Bu kişiselliğin özelliği dışarıya karşı öznel bir bildirim içermesidir!
Resmi makamlar veya üçüncü kişilerle yapılan işlemlerin kayıt altına alınması için bir beyan ve bu beyanın da bir belgeye dayanması esastır. Konunun önemine göre sözlü beyanlar da o beyanın size ait olduğunun kanıtı için tarafınızca bu veya başka bir belgede imzalanması gerekir. Örneğin; mahkeme beyanı ve şahitlikleri vb. “Söz uçar yazı kalır”, “İnsandır beşer bazen şaşar.” gibi atasözleri belge düzeninin önemine vurgu yapmaktadır.

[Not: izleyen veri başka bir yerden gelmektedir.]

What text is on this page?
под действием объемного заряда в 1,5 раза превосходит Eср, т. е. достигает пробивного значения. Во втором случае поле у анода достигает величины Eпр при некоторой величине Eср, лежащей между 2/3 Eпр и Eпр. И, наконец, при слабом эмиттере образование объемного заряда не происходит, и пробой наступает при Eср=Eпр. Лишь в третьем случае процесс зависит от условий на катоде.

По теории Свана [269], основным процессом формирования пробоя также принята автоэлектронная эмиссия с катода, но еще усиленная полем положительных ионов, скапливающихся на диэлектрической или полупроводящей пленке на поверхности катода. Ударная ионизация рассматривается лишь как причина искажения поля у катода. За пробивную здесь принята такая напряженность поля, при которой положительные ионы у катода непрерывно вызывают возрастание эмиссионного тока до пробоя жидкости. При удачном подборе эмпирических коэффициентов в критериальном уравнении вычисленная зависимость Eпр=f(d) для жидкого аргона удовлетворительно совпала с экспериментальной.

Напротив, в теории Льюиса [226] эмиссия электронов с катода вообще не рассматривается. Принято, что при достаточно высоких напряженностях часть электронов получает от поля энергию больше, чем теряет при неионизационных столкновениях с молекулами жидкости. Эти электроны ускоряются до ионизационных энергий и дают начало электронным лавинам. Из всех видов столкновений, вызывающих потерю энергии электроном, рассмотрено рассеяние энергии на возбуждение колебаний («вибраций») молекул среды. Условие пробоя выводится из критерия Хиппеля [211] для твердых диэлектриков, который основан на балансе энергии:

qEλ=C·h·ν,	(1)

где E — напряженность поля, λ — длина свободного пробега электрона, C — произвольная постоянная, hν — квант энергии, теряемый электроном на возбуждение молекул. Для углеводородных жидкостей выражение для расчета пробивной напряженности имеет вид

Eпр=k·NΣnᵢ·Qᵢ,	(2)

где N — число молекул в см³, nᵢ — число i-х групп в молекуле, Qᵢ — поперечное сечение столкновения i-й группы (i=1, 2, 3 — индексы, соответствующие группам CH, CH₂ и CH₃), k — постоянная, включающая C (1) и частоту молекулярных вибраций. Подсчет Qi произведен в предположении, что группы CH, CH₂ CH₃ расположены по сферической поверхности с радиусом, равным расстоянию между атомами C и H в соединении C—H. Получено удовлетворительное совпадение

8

Kişinin reşit olması ile birlikte “Bu hayatta artık ben de kendi başıma irade beyan edebilirim.” şeklinde ilan edebileceği andan itibaren imza o kişi için bir ihtiyaç olarak ortaya çıkar. Reşit olmayanın imza yetkisi olmadığı gibi, o imzanın da yasal bir sonucu yoktur. İmzanın bireyselliği hukuki sonuçların da bireyselliğini yaratır. Başka bir deyimle o imzanın dünyada tek, biricik ve taklit edilemez olması nedeniyle sonuçları da o biricik ve tek kişiyi bağlar. İmzanın bir kişi tarafından ilk atıldığı ve kullanıma başladığı ilk günden başlayarak değişmez, imzanın sabit özellikte ve tüm imzalar için geçerli genel kuralların olduğu sonucu çıkarılmamalıdır. Kişinin imzaya ihtiyaç duyduğu reşit yaşa geçiş dönemiyle birlikte yaşlılığa kadar imzası; zamanla değişerek ve gelişerek bu süreç içinde detay ve kaligrafik yapıdaki bütünlüğünü sağlanmaktadır. İlerleyen yaş sonucu gerek el meleke ve gerekse yaşın getirdiği ruhsal yorgunluk zamanla imzaya da yansır.
Ülkemizde imzanın nasıl olacağı konusunda kesin kısıtlayıcı kurallar olmamakla birlikte, yapılacak herhangi bir incelemede o imza sahibinin önceki ve sonraki imzalarıyla karakteristik olarak uyum içinde olması, başka deyimle aynı imza olması gerekir. İmzanın gelecekte sorun yaratmaması için zaman zaman noterlerde imza beyanı verilmesinde veya noterlerde yapılan işlemlerin suretlerinin saklanmasında yarar vardır.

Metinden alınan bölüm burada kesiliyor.